Explore QVeris CLI →

FAQ: MCP Tools

What are MCP tools?

What is the difference between MCP tools, resources, and prompts?

MCP tools are model-controlled actions the LLM can invoke to perform computations, query APIs, or execute code. MCP resources are server-managed data the LLM can read (like files or database records). MCP prompts are reusable prompt templates the server exposes for specific tasks. Tools let the model act; resources let it read; prompts guide how it thinks.

How does tools/list discovery work?

When an MCP client connects to a server, it sends a tools/list JSON-RPC request. The server responds with a list of available tools, each containing a name, description, and inputSchema. The client passes this schema to the LLM so it knows which tools it can call. In production with 50+ tools, this schema injection can consume 10,000-25,000 tokens per prompt.

Why do MCP tools cause token overhead in production?

Every prompt that includes the tool list must embed the full tool schemas in the context window. With 50 tools averaging 200-500 tokens each, a single prompt can consume 10,000-25,000 tokens in schema overhead alone. Anthropic's GitHub MCP server (93 tools) measures 55,000 tokens for tool schema injection. This overhead degrades model decision quality and increases API costs.
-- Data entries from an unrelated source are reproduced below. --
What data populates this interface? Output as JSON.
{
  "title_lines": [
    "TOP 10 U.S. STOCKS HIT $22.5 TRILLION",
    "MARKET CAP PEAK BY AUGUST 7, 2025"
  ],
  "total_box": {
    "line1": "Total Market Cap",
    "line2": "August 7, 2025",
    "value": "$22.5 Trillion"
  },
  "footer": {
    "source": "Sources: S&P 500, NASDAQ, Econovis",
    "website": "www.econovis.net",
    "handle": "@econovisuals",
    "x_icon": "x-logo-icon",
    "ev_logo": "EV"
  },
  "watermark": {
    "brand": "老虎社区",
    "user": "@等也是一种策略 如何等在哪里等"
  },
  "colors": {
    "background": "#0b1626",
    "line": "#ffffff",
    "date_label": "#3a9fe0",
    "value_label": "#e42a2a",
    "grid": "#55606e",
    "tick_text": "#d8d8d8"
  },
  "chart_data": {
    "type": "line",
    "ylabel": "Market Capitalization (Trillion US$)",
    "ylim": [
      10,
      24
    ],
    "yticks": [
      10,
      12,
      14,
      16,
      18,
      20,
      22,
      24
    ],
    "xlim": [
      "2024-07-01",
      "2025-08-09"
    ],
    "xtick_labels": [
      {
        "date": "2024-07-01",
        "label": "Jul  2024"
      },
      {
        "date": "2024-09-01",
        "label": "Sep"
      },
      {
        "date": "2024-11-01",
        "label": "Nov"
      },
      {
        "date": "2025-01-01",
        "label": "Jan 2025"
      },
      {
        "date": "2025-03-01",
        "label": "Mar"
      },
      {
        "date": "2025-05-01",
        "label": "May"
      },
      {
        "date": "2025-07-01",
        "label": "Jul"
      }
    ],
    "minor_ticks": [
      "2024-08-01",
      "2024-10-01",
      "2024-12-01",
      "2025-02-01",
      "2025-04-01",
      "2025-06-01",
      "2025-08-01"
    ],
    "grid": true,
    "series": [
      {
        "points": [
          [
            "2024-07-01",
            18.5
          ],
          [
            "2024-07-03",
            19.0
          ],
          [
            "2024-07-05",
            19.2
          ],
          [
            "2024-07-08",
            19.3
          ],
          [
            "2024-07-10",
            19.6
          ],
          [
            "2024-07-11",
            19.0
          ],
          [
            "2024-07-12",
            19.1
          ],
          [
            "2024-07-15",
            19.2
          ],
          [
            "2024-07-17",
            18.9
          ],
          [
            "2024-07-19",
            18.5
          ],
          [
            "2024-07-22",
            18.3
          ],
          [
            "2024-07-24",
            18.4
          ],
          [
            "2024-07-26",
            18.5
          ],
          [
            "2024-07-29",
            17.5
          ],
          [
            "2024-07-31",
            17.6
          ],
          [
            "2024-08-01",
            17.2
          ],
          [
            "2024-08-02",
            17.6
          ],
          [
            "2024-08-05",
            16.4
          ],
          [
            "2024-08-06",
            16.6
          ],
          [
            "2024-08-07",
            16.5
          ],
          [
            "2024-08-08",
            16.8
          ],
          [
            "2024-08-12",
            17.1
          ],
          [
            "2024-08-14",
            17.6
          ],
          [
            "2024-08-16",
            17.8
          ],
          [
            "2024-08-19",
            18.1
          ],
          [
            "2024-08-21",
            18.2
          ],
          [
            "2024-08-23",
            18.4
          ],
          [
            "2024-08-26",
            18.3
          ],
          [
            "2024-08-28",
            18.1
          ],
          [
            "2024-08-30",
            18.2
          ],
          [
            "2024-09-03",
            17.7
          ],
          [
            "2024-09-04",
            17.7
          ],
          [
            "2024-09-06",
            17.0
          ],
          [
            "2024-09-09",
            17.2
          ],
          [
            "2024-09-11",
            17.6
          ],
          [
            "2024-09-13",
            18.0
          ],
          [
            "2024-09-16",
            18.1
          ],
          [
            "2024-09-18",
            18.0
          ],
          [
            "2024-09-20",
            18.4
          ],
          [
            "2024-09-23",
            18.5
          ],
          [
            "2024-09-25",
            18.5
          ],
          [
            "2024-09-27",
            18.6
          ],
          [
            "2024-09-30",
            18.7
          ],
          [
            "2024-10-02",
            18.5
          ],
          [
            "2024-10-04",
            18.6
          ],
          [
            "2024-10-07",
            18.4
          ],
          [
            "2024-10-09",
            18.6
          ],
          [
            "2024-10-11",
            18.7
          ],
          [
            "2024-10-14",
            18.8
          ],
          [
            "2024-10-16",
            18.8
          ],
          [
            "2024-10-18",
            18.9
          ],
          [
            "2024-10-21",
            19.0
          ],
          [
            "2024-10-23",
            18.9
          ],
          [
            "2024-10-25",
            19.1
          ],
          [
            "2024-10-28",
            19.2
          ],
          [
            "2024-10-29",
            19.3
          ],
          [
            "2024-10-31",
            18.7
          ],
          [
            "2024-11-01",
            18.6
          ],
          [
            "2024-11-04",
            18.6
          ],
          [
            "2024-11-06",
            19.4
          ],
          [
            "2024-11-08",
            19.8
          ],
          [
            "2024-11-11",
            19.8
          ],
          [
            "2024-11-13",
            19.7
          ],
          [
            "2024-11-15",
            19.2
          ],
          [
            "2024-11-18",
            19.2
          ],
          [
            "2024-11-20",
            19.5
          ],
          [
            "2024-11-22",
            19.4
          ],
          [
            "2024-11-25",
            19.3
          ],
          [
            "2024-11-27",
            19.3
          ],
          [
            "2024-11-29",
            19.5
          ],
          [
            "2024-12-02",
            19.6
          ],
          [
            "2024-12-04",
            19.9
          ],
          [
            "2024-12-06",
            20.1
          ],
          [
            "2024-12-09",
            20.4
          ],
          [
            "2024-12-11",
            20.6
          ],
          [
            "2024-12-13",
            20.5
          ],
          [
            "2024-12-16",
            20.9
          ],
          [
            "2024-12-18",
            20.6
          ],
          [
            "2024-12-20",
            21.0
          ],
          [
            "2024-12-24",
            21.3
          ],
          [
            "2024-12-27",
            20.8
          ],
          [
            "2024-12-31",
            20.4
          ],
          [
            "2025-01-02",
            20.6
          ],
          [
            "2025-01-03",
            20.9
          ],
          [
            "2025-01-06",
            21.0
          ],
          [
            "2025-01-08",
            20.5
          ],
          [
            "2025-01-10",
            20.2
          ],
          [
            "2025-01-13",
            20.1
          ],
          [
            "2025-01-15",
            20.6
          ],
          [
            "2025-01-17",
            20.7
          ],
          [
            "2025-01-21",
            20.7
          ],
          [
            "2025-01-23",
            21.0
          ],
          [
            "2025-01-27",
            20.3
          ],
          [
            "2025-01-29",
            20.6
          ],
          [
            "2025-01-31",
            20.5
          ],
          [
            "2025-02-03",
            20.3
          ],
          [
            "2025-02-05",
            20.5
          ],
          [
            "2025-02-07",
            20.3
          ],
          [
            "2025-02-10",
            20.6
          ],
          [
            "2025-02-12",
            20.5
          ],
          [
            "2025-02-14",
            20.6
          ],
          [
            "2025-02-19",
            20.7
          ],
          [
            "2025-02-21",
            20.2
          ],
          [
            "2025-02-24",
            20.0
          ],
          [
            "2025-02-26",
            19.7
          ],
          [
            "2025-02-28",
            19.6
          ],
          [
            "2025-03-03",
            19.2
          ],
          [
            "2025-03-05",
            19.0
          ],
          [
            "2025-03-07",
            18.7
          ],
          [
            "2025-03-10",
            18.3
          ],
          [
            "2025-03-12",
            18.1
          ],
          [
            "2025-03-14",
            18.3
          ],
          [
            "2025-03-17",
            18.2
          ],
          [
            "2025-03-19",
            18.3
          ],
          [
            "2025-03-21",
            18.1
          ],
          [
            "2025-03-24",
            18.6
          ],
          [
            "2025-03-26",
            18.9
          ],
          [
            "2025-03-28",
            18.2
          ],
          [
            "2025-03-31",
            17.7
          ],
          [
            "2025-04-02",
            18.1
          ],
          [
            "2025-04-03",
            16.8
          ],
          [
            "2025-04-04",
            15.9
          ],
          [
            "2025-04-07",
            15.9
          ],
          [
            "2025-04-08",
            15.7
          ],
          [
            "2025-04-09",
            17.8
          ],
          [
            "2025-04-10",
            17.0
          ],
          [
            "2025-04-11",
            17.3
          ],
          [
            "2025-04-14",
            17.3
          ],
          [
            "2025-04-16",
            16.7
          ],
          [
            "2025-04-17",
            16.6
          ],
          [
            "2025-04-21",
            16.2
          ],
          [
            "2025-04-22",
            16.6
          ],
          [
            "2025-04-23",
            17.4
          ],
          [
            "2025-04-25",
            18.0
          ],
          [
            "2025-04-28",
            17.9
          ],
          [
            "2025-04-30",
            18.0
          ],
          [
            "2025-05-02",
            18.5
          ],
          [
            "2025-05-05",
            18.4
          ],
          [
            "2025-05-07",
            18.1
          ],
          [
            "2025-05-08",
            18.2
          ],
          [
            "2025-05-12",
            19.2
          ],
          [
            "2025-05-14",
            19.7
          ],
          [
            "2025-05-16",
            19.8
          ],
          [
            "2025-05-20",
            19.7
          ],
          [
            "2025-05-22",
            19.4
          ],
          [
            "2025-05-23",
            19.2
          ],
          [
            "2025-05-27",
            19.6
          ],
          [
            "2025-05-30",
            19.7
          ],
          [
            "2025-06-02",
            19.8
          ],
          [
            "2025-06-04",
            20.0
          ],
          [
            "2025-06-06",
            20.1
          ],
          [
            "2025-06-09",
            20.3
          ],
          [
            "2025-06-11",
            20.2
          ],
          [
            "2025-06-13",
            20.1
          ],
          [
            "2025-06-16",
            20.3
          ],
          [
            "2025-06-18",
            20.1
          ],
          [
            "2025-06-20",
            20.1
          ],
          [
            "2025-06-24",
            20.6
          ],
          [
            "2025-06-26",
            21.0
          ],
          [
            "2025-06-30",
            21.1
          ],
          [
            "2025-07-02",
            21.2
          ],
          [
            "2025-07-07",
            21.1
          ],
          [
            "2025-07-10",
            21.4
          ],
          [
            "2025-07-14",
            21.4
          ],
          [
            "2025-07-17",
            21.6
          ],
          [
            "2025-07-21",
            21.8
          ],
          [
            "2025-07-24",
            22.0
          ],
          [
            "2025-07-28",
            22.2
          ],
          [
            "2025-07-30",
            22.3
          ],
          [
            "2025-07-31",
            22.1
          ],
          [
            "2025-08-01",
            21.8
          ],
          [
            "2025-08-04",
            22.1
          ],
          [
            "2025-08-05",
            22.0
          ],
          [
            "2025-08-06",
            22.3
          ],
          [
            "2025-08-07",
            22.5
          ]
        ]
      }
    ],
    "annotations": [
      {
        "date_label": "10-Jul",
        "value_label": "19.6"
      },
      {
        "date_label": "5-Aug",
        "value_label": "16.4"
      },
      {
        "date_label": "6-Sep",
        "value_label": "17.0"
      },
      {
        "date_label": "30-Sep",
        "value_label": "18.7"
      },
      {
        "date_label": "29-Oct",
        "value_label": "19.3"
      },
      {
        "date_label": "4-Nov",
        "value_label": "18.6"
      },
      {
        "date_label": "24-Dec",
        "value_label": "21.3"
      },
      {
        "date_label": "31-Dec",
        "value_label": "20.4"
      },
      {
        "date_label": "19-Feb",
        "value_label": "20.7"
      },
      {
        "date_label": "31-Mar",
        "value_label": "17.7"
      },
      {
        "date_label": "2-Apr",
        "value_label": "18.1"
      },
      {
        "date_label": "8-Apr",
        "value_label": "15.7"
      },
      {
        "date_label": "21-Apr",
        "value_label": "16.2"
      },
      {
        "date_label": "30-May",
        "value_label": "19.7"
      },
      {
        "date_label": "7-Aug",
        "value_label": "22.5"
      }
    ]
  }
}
How do I optimize MCP tools at scale?

Three approaches address different dimensions: Anthropic's Tool Search (lazy-loading in Claude Desktop 4.x) loads schemas on-demand rather than upfront. OpenAI's allowed_tools parameter restricts the active tool set per request, reducing what the model considers. CLI subprocess patterns like QVeris CLI execute tool calls outside the MCP schema injection loop, eliminating prompt token overhead entirely for large-scale deployments.

What are MCP tools best practices?

Design tool descriptions that clearly state what the tool does and when to use it — the LLM decides which tool to call based on the description. Keep inputSchema minimal — only define parameters the LLM actually needs to provide. Group related tools under a single descriptive name rather than splitting into many similar tools. Validate tool responses with error messages the model can understand and act on.

About This Guide

Last updated: May 19, 2026

Methodology: This guide covers MCP tools as defined in the official MCP specification (November 2024, updated through the Linux Foundation stewardship in December 2025). Token overhead estimates are based on Apigene benchmark data (April 2026, measuring 200-500 tokens per tool at varying schema complexity) and Anthropic's GitHub MCP server measurement (93 tools, 55,000 tokens for full schema injection).

Conflict of Interest: QVeris provides a CLI subprocess execution model. This guide presents it as one of three optimization approaches for the token overhead problem — alongside Anthropic Tool Search and OpenAI allowed_tools — without claiming it is universally superior. The right approach depends on your specific architecture and workflow characteristics.

Update Frequency: Reviewed every 60 days. MCP specification evolves rapidly — we re-verify protocol mechanics against the latest spec at modelcontextprotocol.io after each release. Token overhead data is re-tested against new SDK versions quarterly.